The Tortoise and the Hares
Giles Radice
Politico’s Publishing
288pp
£25.00

In The Tortoise and the Hares, a readable and sympathetic portrait of the 1945-51 Labour government through its five leading figures (Clement Attlee, Ernest Bevin, Stafford Cripps, Hugh Dalton and Herbert Morrison), Giles Radice effuses colour into a sepia age. Radice’s great strength as a political writer is his ability to weave the insights he draws from his own not insignificant parliamentary career into his narrative, and to draw out the importance of the interplay of personalities in politics.

Radice’s central premise is that the success of Attlee’s government was down not so much to it being a government of political giants, but a coalition of talented but egotistical titans held together by the very lack of stature of their leader. Attlee was, Radice points out, an ‘improbable premier’, who, in the immortal words of Peter Hennessy, had ‘all the presence of a gerbil’. It was only because the electoral catastrophe that had befallen Labour at the 1931 general election had defenestrated almost the entirety of Labour’s parliamentary leadership that Attlee became leader at all. More senior figures like Morrison had lost their seats. By the time Morrison and others got back into parliament in 1935, Attlee had superglued himself to the leadership chair, where he remained for 20 years.

For Radice, Attlee ‘provided the framework within which his more brilliant cabinet ministers could thrive,’ and it was this achievement, he implies, that made Attlee a greater prime minister than his more egotistical rivals – the ‘hares’ to Attlee’s ‘tortoise’ – could have been.

A more modern parallel might be drawn here between Attlee and a successful John Major. Morrison in this analogy would be cast as Michael Heseltine. Morrison, like Heseltine, had enemies in his party, but it was Morrison’s vision and drive (coupled with Bevan’s at the Ministry of Health and Housing) that shaped the Labour government’s domestic policy agenda – Bevin had a full plate at the Foreign Office while successive chancellors Dalton and Cripps were busy wrestling with the economy.

Radice argues that ‘though Attlee was a first-rate chairman of cabinet and manager of his government, he was largely dependent on the ideas, inspiration and drive of his more dynamic cabinet ministers. When the energy and health of Bevin, Cripps and, later, of Morrison and Dalton too gave out, Attlee’s government faltered’. For Radice, the 1945-51 government was thus ‘a golden moment’ whose ‘shadow was not as long as it could have been’.

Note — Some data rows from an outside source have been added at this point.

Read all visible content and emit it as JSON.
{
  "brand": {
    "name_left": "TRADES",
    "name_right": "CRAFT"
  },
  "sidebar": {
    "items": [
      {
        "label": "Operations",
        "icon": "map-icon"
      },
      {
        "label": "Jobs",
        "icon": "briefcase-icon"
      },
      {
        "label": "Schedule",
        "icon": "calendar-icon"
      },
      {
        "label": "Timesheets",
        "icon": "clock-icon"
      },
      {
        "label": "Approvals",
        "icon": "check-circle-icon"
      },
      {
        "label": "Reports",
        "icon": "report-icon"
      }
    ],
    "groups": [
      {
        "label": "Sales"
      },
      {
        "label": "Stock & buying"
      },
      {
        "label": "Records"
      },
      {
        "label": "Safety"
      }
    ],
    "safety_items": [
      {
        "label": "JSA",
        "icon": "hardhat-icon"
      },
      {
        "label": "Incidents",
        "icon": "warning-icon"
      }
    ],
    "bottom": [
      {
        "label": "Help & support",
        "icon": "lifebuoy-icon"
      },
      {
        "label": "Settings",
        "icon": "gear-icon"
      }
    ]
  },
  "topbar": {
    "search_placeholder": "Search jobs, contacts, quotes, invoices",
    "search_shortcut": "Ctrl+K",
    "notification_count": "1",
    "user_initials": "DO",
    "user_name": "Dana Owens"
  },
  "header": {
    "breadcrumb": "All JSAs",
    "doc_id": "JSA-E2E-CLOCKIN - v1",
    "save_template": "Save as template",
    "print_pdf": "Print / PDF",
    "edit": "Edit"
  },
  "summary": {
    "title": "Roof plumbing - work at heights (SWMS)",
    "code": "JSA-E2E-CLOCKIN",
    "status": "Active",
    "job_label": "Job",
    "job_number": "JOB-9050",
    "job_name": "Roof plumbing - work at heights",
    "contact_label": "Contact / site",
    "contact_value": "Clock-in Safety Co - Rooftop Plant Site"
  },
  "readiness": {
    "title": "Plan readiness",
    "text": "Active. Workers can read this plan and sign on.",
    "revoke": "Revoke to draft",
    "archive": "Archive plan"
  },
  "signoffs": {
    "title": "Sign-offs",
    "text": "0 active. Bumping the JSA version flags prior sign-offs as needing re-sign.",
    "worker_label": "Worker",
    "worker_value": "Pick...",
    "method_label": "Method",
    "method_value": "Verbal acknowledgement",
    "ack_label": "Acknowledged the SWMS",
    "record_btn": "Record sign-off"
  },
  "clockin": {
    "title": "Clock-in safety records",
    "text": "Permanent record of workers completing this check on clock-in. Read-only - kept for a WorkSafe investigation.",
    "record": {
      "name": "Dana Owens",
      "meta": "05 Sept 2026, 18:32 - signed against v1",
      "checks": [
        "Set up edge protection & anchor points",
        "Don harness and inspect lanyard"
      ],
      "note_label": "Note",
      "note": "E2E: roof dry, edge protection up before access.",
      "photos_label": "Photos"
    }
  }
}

In recounting how ‘the Labour party lost momentum, went down to defeat in
1951 and instead of regrouping in opposition, wasted much of the 1950s in factional strife’, Radice concedes that Attlee must shoulder at least part of the blame: ‘on balance… the Tortoise (Attlee) should have retired soon after the 1951 election defeat.’ Morrison would undoubtedly have become leader. Yet Radice’s recognition of Morrison’s talents is tempered by his admiration for Bevin, who disliked Morrison and whom Morrison succeeded as foreign secretary in 1950. For Radice, Morrison failed ‘to fill Bevin’s shoes’ at the Foreign Office. But as Kenneth Morgan observed in his own study of the era, it is difficult to see why Morrison should shoulder the blame for ‘the basic futility and failure of Bevin’s policy in the Middle East’. Can Morrison really have been so much worse a foreign secretary than Bevin, as Radice contends, when it was Bevin’s Middle East policy that blew up in Morrison’s hands?

In Radice’s reticence to give Morrison’s abilities greater recognition relative to those of his peers there is an echo of the late Roy Jenkins, whom Radice generously credits in his acknowledgements as having inspired the book. Jenkins characterised Morrison, ‘of whom we had never thought a great deal’, as merely ‘a party machine boss, skilled at his trade but operating a little below the level of events’. Radice does not seem wholly to reject this characterisation, dismissing Morrison’s agenda to rejuvenate the Labour party post-1950 with one line: ‘Morrison knew that something more was needed but never got beyond “consolidation”.’ This is unfair. As the New Statesman observed in May 1950: ‘Herbert Morrison is almost the only cabinet minister whose speeches give the impression that he is not too busy to think … he has taken to heart the plain evidence of recent months that the Labour programme of public ownership and control in industry needs thinking out afresh.’

Indeed, ‘consolidation’ was important in itself, for it meant recognising that the purpose of Labour governments was not simply to pass legislation but to ensure that the new structures, institutions and legislative frameworks actually delivered what they were supposed to do. In that sense it foreshadowed the ‘New Labour’ catechism of ‘delivery, delivery, delivery’. Morrison’s was the ‘bread and butter’ socialism of trains that ran on time and better civic amenities, housing, parks and libraries. It was a socialism that, despite party disunity, secured a better result at the 1955 election, when Morrison was deputy to an Attlee who was very clearly past his sell-by date, than did the post-Morrison vision that Labour offered the electorate in 1959.